Я не стала дожидаться его ответа. Моих подсказок достаточно, чтобы такой человек справедливости, как Акрош, мог отыскать правду в том, что происходит. И будет хорошо, если он встанет на мою сторону, когда придёт время. Я стянула с его лица повязку, обхватывая руками виски и вынуждая открыть пустые белые глаза.
А потом выудила из-за пазухи брюк маленький нож и полоснула по свежим ранам на своих руках и призвала ариус. Всего небольшое напряжение, но от него сдавило до рези желудок, и я непроизвольно охнула, отчего Акрош вздрогнул, спрашивая, что происходит. Я промолчала и настроилась на лечение, создавая в воздухе серебристые прообразы его глаз, пытаясь разгадать, что именно с ними не так.
Кровь стекала по запястьям к локтям, падая на винные следы на простыне. Ржавый запах смешался с виноградным, и мне почудился аромат сирени, от которого во рту появилась горькая с медным привкусом слюна. Я продолжала отыскивать новые следы огня в его глазах, а когда нашла, напряглась, создавая в воздухе тончайшие сетки, что должны были заменить поражённые места. От напряжения кружилась голова, никогда прежде мне не удавалось ничего подобного, и я всё тоньше и тоньше делала сети, прежде чем медленно внесла их в лицо Акроша, устремляя вглубь глаз.

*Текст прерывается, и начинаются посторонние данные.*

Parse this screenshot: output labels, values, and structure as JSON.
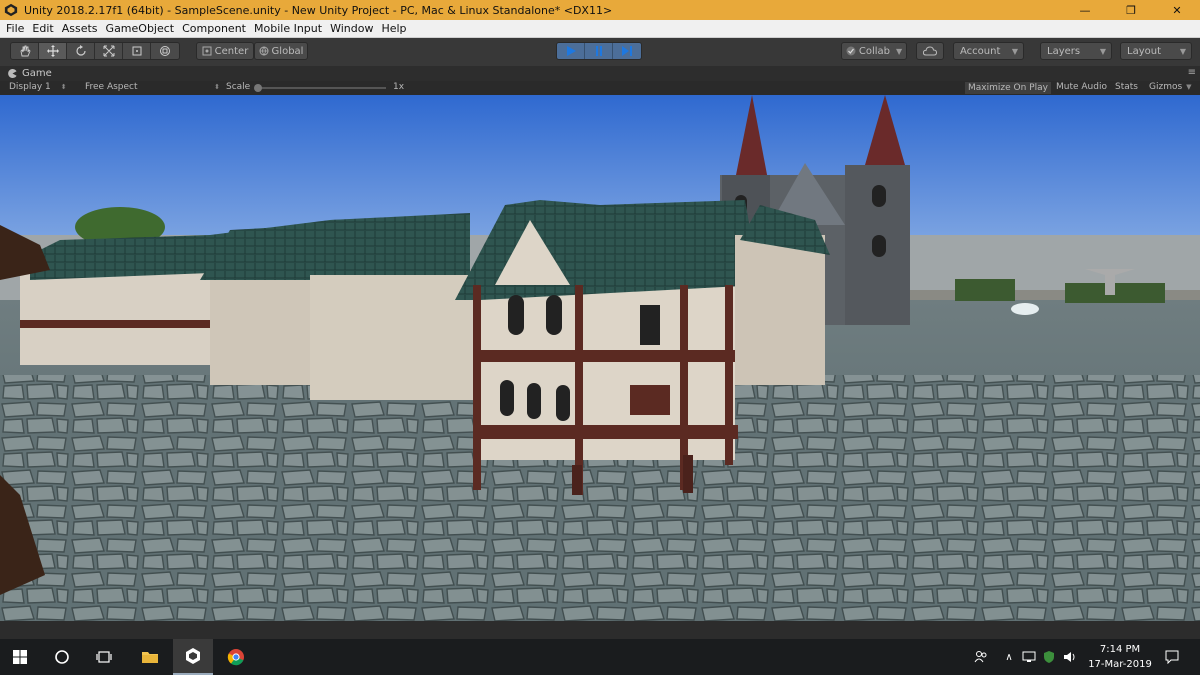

Не сразу, но Акрош сильно задышал, и сквозь сомкнутые зубы раздалось мычание боли, а потом он рухнул на подушки, выгибаясь дугой и прикладывая руки к щекам.
— Проклятье, что за боль! — закричал он, раздирая глаза, но я не останавливалась.
Теперь внутренним оком смотрела в него, всё новые и новые сети набрасывая на повреждённую сетчатку. Он оттолкнул меня ногой, и я упала на пол, но не потеряла концентрацию. На его вопль сбежалась прислуга, кажется, кто-то пытался оттащить меня от постели, а я всё не унималась, не видя ничего, кроме дна его глазных яблок. И продолжала, пуская по воздуху свою кровь, и в какой-то миг всё было кончено, потемнело в глазах, а Акрош умолк.
В тишине раздался его голос:
— О святая Клэрия, я вижу!
А вот я не видела ничего. Безуспешно растирая глаза, убеждалась в абсолютном мраке, павшем на меня. Я ослепла. И это осознание вызвало такое мощное головокружение, что меня вновь вырвало. И в воздухе отчётливее встал запах цветов, будто вошла в рощу только что распустившиеся сирени.